Writing for the June 6th Los Angeles Times, David Horsey notes: “When it comes to American politics, the stark distinctions are actually increasing. According to a new study from the Pew Research Center, the ideological gap between [Vermont’s “democratic socialist” U.S. Senator] Bernie Sanders and, say, South Carolina’s [conservative Republican] Sen. Jim DeMint is the same gaping chasm that separates most American voters. Over the last 25 years, on issues that once had strong support in both the Republican and Democratic parties, there is now little common ground, according to the Pew poll. Immigration, the social safety net, environmental protection and, especially, the role of government all have become deeply partisan areas of debate.



Republicans and independents who lean toward the GOP have become much more uniformly conservative – distrustful of government, environmental regulations, social services and generous immigration policies. Democrats and independents who lean left have completely opposite views.

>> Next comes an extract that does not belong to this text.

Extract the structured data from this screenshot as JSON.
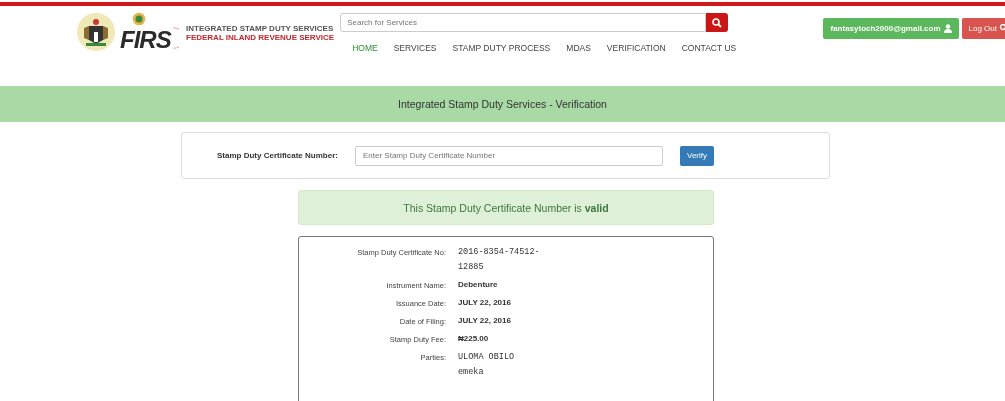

Only a tiny sliver of independent voters is ideologically untethered and that is because most of them pay scant attention to politics… Republicans are overwhelmingly white and right wing. Democrats are a party of racial minorities and white moderates and liberals…

“There is a 180-degree difference in perspective between the Boston and Charleston memorials. One celebrates men who fought for change, liberation and the authority of the federal government; the other commemorates those who resisted big government and disruption of a traditional way of life. Now, a century and a half after Americans slaughtered each other by the tens of thousands, a similar philosophical divide defines American politics. No longer blue versus gray or North versus South, it is blue states versus red states. It is Vermont and Massachusetts versus South Carolina and Kansas. It is San Francisco versus Birmingham, Ala., and Seattle versus Dallas…

“We will have an election in November, but no matter who wins, nearly half the electorate will feel the country has been stolen from them. Regional differences are tolerable and charming, but political differences can run so deep that the people on the other side begin to look less like countrymen than like enemies.”

Is there potential for reconciliation? As long as Americans are scared, uncertain of their future and sensing that desperate policies are the only possible salvation – measures defined by their passionate commitments to the “correct” ideologies espoused above and perhaps even by a hope of divine intervention – the answer is, unfortunately, a resounding “no.”

If by some miracle, economic stability and more significant growth (read: hope) reappear and linger for more than a fleeting moment, that commonality that used to define the American spirit, that political willingness to compromise to enable democracy to flourish, may return. But if the middle class vaporizes and haves and have-nots become the new definition of America, expect the polarization to continue… and the wondrous experiment in democracy called “America” to unravel. Perhaps we should redefine patriotism as willingness to compromise… but then perhaps there won’t be many folks who fit into that category anymore.

I’m Peter Dekom, and I am digging deep and reaching high to find that commonality that might just bring us back together as Americans.